Other earmarked investments include the recruitment of professional trainees, with the authority said to be finding it “increasingly difficult to appoint suitably qualified professional staff in a number of areas across the council’s services.”
The proposed budget of £250,000, notes the report, would allow the appointment of between eight and ten trainees which would provide opportunities for local people to start a career in local government and would go some way to address future skills shortages.
Also proposed is extra cash for public protection to increase its capacity – particularly in light of the challenges faced during the pandemic – better IT equipment and support for schools, more tourism staff to improve management of beaches and investing in projects to reduce the authority’s carbon footprint and commitment to tackling climate change.

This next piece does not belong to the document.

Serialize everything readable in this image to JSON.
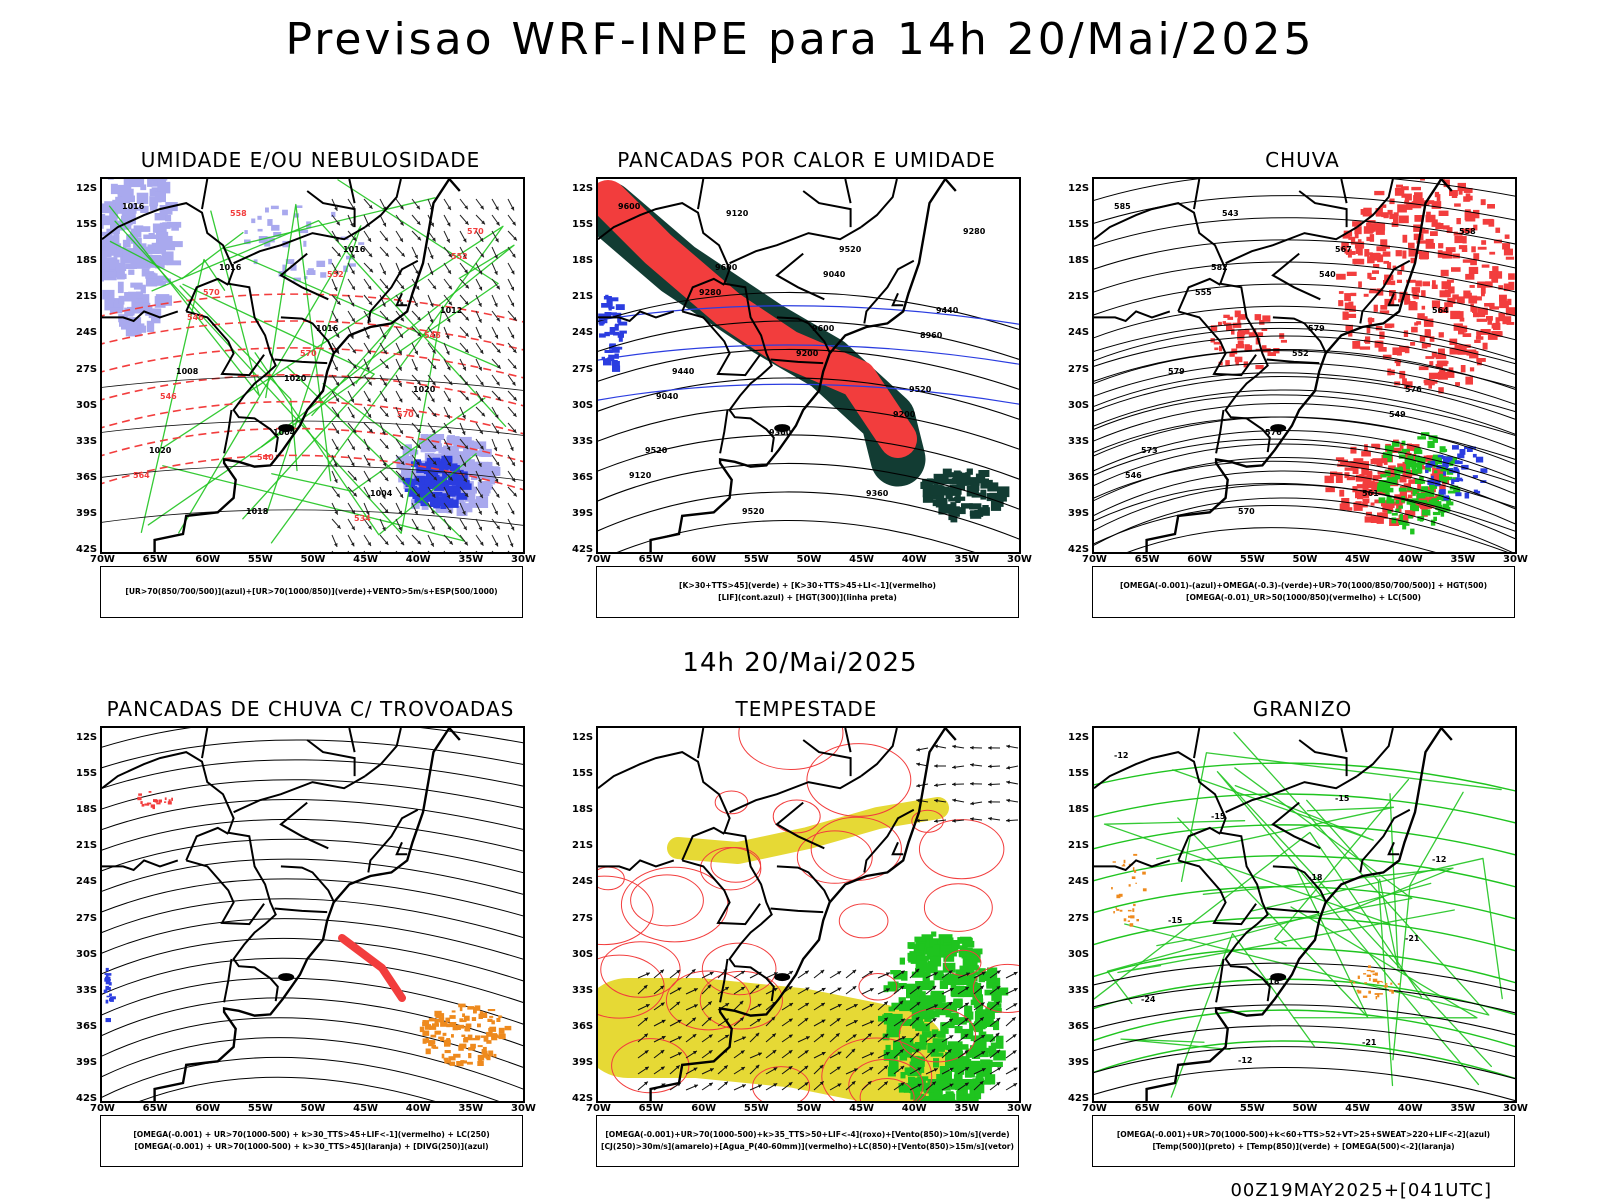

In better news, however, it’s proposed to freeze the price of school meals for the 2021/22 year, with the authority’s reserves also on the path to recovery.
This follows publication of a letter by the Wales Audit Office in 2019 which warned of “dangerously low” balances following a tendency to rely on its reserves to balance the books.
But it’s expected that the authority’s “rainy day” fund is set to recover to the 5% target – or approximately £8m – as recommended for a council of its size.
The Welsh Government only announced the provisional settlement on December 22, over than two months later than usual, resulting in the council’s consultation also being delayed.
If approved on Monday, a public consultation on the plans is set to be launched (January 19 – February 2) before adoption by the full council on March 9 ahead of the new financial year.